With Christmas rapidly approaching and the elector morass essentially over, I keep telling myself to stop writing and get on with the holiday. Then a ludicrous article pops up on my computer screen and causes blood to pour out of my mouth, my ears, my brain – just everywhere – to paraphrase a line from the president-elect. What’s got my dander up this time is an article tracing the remarkable racist history of the Electoral College.
Here’s just one little sliver from Chauncey Devega, published in that venerated publication Salon:
America was also a racialized “democracy” where several million black people would eventually be owned by whites as human property. The enslavement, exploitation, rape, and destruction of black bodies were the economic engine that drove the American economy. Thus, by both design and intent, the United States Constitution was a pro-slavery and pro-Southern document. The Electoral College was central to maintaining America’s white supremacist slavery regime.

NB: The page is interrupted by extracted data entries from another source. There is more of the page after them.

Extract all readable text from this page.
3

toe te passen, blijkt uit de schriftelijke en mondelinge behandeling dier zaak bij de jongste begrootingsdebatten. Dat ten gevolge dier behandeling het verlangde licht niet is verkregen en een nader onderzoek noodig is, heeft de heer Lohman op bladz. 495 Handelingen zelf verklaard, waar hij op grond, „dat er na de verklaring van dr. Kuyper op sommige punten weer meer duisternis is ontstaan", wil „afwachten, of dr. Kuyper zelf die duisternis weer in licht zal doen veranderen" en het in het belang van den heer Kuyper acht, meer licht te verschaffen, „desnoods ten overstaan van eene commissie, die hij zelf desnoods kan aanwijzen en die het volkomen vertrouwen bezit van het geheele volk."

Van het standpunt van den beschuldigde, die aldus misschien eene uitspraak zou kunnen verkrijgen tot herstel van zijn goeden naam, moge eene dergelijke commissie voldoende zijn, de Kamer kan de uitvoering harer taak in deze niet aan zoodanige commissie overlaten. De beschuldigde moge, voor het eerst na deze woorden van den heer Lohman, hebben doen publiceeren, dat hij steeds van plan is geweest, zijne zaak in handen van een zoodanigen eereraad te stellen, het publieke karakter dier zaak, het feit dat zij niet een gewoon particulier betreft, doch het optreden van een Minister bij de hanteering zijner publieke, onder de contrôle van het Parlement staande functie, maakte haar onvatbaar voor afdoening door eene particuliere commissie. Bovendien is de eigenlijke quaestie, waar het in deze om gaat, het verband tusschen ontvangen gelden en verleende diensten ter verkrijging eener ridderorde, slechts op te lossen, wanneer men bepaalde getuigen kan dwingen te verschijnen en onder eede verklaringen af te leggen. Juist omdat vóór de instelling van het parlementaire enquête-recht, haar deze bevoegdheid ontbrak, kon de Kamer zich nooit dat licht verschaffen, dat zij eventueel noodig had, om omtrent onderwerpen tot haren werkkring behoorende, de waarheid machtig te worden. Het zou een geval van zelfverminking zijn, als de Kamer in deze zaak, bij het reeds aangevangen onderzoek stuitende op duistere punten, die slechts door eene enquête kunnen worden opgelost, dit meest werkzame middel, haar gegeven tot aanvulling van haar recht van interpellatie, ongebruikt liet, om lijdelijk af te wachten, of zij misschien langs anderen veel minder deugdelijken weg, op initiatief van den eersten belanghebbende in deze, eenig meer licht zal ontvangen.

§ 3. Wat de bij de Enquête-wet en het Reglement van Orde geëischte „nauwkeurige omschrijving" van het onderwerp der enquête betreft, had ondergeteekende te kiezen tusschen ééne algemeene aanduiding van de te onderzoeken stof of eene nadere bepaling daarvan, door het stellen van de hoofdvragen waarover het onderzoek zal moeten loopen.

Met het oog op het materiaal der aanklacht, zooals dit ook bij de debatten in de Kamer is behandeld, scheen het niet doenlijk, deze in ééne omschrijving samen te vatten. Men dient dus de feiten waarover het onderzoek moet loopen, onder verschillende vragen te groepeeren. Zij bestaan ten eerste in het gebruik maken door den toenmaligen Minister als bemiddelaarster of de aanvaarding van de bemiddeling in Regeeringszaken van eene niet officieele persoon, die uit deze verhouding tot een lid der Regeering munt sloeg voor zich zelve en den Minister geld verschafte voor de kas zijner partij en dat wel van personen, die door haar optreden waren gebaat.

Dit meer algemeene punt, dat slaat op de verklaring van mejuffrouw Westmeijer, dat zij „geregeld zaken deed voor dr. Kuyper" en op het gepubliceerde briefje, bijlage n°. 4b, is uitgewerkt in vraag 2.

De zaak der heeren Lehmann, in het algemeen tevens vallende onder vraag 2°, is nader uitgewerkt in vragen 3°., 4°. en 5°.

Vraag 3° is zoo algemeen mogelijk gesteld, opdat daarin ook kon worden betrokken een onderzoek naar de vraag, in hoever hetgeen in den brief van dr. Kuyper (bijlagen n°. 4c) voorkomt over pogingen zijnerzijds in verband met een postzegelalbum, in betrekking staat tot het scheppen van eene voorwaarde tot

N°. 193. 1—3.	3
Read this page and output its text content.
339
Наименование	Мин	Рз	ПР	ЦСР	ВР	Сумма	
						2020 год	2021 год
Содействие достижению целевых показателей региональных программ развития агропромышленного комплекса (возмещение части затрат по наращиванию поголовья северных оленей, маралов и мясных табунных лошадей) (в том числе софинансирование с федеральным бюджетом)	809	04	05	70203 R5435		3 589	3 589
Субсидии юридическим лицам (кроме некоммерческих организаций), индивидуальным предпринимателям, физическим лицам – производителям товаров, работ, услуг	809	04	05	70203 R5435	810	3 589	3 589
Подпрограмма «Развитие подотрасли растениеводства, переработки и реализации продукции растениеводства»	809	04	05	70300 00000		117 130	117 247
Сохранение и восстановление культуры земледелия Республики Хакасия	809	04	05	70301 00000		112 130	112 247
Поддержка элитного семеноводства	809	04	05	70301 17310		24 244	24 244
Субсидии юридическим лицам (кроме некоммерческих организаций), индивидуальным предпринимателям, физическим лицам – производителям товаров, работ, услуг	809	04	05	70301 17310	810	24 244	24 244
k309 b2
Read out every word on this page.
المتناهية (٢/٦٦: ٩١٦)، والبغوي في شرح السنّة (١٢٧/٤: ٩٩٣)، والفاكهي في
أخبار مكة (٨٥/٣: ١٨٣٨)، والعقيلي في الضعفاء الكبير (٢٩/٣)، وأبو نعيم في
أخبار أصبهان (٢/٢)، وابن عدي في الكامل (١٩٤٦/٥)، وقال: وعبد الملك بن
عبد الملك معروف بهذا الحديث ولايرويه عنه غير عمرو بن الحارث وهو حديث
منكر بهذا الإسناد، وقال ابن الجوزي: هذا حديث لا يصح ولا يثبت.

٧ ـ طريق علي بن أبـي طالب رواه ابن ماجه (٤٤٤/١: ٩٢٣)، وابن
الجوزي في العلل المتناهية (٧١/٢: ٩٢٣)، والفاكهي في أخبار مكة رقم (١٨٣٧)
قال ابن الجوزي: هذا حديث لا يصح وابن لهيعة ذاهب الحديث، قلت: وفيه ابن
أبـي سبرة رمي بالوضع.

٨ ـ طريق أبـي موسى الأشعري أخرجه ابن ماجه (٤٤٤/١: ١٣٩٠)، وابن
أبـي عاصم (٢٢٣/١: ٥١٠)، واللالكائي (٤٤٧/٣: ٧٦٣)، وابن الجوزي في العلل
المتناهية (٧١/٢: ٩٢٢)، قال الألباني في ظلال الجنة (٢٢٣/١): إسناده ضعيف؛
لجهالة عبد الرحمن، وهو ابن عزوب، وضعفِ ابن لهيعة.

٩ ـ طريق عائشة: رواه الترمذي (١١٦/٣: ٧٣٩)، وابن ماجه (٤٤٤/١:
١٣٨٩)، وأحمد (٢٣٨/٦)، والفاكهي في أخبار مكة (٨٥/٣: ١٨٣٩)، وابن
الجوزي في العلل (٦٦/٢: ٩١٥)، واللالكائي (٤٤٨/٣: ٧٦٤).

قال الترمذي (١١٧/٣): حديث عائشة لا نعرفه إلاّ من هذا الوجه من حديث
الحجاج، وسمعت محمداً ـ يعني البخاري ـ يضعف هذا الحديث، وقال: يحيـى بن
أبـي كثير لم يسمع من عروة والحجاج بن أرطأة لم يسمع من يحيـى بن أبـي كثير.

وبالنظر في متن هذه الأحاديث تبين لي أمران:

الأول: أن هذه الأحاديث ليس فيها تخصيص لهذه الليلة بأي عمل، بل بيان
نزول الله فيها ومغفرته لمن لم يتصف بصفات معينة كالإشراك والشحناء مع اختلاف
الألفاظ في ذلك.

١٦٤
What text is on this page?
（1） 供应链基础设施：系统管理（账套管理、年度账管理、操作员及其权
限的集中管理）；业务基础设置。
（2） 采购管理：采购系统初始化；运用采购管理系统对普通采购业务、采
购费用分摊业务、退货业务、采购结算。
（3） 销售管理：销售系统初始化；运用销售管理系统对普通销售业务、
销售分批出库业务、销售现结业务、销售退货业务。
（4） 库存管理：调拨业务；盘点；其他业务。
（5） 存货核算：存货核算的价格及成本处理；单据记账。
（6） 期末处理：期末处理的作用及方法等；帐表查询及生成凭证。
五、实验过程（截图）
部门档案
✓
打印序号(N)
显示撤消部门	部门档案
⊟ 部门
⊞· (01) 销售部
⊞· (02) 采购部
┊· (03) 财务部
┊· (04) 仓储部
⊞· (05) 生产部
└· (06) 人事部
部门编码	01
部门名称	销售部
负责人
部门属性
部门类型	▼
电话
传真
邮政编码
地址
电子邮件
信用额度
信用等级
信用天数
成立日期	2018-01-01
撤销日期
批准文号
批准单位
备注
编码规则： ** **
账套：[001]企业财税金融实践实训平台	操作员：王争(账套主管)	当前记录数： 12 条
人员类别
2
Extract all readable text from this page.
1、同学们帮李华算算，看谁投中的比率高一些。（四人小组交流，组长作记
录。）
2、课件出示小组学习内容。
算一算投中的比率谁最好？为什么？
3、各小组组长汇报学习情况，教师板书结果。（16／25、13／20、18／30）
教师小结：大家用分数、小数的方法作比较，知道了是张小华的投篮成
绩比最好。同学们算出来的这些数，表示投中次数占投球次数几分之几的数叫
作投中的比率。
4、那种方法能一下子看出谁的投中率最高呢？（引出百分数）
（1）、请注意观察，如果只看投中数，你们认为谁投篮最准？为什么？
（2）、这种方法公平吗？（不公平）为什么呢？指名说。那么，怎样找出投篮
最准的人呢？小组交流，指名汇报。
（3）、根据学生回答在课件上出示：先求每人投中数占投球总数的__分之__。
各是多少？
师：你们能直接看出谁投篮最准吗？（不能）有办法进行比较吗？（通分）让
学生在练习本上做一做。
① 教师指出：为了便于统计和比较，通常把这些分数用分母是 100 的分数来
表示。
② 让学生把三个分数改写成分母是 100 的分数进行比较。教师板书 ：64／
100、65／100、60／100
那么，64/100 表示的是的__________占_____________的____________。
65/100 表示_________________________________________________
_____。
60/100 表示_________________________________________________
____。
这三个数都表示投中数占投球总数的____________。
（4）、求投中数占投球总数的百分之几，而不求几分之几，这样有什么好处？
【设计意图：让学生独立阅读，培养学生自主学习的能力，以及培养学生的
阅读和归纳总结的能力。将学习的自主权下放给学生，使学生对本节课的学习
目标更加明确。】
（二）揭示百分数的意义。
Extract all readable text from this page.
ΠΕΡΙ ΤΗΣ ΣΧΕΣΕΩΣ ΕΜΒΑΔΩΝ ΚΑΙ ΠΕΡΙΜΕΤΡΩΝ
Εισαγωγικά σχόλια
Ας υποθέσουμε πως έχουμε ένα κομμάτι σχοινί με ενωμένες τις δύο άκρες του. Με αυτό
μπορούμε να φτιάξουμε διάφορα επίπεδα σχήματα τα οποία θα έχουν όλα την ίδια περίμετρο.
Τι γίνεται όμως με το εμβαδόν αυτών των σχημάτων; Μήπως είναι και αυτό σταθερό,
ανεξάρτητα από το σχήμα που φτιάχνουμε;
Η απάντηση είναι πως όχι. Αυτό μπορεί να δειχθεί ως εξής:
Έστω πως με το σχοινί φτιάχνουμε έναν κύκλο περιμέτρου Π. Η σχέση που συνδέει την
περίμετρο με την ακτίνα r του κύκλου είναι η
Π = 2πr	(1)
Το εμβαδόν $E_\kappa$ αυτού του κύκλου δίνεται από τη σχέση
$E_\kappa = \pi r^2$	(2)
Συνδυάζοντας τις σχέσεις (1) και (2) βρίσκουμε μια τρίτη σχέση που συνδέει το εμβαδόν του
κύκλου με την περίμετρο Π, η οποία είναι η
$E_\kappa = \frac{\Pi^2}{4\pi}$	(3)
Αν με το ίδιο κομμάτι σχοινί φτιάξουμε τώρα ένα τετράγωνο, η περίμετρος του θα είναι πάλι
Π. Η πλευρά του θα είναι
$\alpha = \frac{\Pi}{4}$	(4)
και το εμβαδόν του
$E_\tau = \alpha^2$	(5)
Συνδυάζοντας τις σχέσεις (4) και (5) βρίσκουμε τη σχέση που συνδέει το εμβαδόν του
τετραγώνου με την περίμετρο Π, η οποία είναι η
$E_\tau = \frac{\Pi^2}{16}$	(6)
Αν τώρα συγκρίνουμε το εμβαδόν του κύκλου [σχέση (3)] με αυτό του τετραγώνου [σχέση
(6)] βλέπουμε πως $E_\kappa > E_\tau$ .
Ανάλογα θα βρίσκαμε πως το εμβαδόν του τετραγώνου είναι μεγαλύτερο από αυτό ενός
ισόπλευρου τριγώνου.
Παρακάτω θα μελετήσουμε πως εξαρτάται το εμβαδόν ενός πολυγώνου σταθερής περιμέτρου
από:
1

Mercy. It wasn’t enough to call the Trump campaign racist, so the left quickly moved to calling Trump supporters a host of horrible names, with the longest and loudest cry emerging as that of racist. Today, some sixty-two million voters are labeled racist by the childish, whining punditocracy. Even that’s not enough, so now we must go back in history and call the Founding Fathers racist. Mind you, they are not just your garden-variety racist; they were racists who intentionally set up a racist government of which the Electoral College is part and parcel.
More accusative pearls ooze from the keyboard of Mr. Devega, but frankly, I have too much respect for the readership of American Thinker to add them here, as they are certain to spoil your holiday.
In reference to all this incessant racist chatter, a friend of mine recently half-jokingly observed, “I didn’t know the Klan was that big.” And in fact, it is not. According to the Southern Poverty Law Center, which is not exactly a right-leaning group:
Today, the Center estimates that there are between 5,000 and 8,000 Klan members, split among dozens of different – and often warring – organizations that use the Klan name.
Okay, perhaps I’m exaggerating a bit here. They’re not calling us KKK members – just racists. But if you listen to the rhetoric of people like Mr. Devega or turn on CNN at any hour of any day, it doesn’t take much to jump the hurdle. And on the other side, one has to wonder how the left is making the leap from a few thousand KKK members to sixty-two-plus million people – many of whom voted for a black man for president in the last two elections.
All this finger-pointing and white race-baiting is getting tiresome; white men are racist, women are now racist, the Blue Wall is certainly white rural crazies who are racist. It’s getting to be a theater of the absurd. It would be funny if it weren’t so heartbreaking.
So what’s the point of it all? Is all this name-calling and hysteria going to bring us together as a nation? How many times does Donald Trump have to disavow the KKK in order to satisfy the left?
I, for one, am damn tired of being called a racist. Next, CNN will be telling us that Amazon reports an uptick in white sheet purchases in anticipation of Christmas. Must be all of us Klan members out there.